--- Saisie d'un commentaire en bas de page ---

Le sentier des vignerons de Puyloubier


Nous partons en reconnaissance sur le sentier des vignerons à Puyloubier. Nous, c’est Georges P., qui suit en temps réel le tracé sur une application mobile, Louise, la « candide », qui guette les marques bleues du balisage, et moi, GPS à la main, qui enregistre les centres d’intérêt.
Passage à la cave coopérative pour retirer le guide découverte indispensable pour la connaissance des cépages (petits poteaux A, B, C, D) et les 5 thèmes : géologie (1), les vignerons au fil des saisons (2), le domaine Capitaine Danjou (3), le patrimoine sacré (4), l’élaboration du vin (5).
Vous ne vous intéressez pas au vin ? Partez sans préjugés, vous aurez de très belles vues inédites sur l’extrémité à l’est de la chaine de la montagne Sainte-Victoire, et au sud la silhouette de la Sainte-Baume et l’Olympe. Yves m’ayant rappelé l’existence de quelques caches, j’en ai inclus quelques unes pour les joueurs geocacheurs.

Départ sur la route en face de la cave par la rue Cezanne (sans accent…) que nous quittons pour le chemin du puits de Dain, et non puits du daim car probablement, il s’agit d’un propriétaire des lieux, un certain (Pierre) DAIN fin XVIe dont la fille Clère est née à Puyloubier.

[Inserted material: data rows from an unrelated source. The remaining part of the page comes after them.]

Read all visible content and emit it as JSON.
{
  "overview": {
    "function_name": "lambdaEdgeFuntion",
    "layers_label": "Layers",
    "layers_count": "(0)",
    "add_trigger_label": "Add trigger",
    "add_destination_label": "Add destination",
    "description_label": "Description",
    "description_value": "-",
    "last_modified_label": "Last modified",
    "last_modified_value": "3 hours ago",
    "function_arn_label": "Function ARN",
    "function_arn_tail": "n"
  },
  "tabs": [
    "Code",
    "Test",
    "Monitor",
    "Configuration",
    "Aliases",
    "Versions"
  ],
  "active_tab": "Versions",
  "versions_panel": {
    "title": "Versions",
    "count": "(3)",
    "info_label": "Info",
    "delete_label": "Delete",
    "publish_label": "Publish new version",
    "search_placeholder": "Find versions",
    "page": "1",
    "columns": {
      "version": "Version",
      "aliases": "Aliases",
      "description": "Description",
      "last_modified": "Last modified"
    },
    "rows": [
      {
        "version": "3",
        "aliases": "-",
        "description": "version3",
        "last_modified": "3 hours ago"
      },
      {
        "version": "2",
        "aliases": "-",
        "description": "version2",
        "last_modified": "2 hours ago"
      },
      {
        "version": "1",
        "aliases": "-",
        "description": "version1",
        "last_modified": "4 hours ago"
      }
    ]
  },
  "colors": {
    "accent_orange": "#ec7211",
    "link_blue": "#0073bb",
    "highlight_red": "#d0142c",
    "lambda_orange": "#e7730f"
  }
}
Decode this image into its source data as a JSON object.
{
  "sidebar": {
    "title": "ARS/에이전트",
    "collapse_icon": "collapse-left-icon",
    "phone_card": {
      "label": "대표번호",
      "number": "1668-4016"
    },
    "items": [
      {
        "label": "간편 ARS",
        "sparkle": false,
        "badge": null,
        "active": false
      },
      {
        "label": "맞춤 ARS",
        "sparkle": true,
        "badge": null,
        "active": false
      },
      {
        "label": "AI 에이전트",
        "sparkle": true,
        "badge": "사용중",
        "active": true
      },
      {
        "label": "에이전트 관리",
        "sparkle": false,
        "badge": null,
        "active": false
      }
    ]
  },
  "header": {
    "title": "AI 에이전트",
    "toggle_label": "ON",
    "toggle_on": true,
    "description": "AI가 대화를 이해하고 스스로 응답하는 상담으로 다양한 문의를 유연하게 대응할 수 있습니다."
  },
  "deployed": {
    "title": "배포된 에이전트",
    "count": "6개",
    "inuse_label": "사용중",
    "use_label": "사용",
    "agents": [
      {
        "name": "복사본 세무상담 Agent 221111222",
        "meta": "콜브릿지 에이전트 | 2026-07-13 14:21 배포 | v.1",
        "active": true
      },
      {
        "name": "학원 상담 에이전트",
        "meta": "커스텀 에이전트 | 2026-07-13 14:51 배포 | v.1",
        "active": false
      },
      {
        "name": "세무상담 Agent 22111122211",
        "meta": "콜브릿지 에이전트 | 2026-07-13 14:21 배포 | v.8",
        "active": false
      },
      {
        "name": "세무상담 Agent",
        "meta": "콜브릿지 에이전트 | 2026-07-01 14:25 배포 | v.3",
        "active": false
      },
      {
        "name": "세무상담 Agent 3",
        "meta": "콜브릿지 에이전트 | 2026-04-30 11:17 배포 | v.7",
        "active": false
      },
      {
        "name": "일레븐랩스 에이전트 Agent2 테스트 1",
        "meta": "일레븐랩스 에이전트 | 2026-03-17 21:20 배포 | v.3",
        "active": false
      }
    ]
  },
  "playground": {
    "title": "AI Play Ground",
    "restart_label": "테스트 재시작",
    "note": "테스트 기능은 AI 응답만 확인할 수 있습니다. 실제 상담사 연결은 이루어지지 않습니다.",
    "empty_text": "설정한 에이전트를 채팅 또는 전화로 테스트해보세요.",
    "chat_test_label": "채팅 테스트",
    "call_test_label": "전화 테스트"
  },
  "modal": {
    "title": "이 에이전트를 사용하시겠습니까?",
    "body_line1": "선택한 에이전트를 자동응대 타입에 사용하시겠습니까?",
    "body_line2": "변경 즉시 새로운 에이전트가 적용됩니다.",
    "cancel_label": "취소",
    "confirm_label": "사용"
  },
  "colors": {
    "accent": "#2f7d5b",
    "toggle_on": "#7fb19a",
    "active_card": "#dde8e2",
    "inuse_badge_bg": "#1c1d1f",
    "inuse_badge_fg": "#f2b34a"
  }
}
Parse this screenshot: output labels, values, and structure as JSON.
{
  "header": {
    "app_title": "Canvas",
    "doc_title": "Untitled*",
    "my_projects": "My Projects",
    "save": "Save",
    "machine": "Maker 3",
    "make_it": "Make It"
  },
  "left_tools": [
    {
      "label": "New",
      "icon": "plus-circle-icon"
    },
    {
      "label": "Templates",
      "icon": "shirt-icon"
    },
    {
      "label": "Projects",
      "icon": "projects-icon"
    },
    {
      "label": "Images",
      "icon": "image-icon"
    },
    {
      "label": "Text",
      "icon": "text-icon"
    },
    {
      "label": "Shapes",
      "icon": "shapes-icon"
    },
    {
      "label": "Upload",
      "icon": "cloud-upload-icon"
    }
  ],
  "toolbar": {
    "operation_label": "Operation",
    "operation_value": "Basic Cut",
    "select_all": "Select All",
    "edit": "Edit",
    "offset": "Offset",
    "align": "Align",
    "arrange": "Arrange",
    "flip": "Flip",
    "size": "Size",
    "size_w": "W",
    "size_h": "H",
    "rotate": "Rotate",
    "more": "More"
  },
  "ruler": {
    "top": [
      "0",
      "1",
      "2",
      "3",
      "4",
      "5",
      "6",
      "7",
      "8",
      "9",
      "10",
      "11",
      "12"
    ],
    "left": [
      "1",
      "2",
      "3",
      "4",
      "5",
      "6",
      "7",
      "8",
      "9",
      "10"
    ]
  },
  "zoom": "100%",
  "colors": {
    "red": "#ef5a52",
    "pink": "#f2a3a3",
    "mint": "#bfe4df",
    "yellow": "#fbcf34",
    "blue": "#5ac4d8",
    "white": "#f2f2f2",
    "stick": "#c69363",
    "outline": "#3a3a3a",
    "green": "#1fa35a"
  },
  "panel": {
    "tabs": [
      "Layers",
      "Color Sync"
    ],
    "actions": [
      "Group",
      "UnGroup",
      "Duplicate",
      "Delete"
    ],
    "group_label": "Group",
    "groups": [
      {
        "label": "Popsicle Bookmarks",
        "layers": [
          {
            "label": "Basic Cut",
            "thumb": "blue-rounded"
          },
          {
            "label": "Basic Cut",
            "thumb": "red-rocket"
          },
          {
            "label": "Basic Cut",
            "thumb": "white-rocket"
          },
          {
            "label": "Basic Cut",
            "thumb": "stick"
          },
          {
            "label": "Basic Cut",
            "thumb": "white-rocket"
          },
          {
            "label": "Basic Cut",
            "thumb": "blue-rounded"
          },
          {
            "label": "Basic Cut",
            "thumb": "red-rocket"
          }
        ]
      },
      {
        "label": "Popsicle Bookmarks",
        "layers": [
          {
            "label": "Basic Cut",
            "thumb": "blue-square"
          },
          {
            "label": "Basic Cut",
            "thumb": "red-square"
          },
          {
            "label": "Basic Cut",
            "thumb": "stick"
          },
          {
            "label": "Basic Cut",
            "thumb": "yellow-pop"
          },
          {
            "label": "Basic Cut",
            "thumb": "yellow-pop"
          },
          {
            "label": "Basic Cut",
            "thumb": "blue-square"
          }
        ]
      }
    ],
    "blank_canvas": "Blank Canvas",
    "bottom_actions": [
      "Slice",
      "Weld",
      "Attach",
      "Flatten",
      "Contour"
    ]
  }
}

Le petit lavoir de puits de Dain y a été restauré à l’identique. Voir Lavoirs des Bouches-du-Rhône

Avant que le chemin du Puits de Dain ne s’incline vers la gauche, regardez aux jumelles Sainte-Victoire, la Torque, contact anormal entre la série calcaire massive renversée de la Sainte-Victoire avec le Crétacé supérieur formé de brèches et argiles et le refuge Baudino. C’est à la forme de ce rocher – la torque1 est un collier métallique celte rigide – qu’on doit cette appellation .
Lithothèque académie Aix-Marseille

Option : à la première intersection sur le chemin de terre du puits de Dain, à droite vers la stèle de Philippe Noclercq, pompier volontaire mort à 17 ans lors de l’incendie de Sainte-Victoire en 1986. Ajouter 2km A/R.
La Provence, 2016

C’est dans le quartier de la Jauvade que nous découvrons un ensemble de bâtiments ruraux récemment restaurés : la source Jauvade est couverte, ses eaux étaient recueillies dans un petit réservoir percé de deux ouvertures : l’eau s’écoulait dans un lavoir amputé d’une partie lors de l’élargissement du chemin.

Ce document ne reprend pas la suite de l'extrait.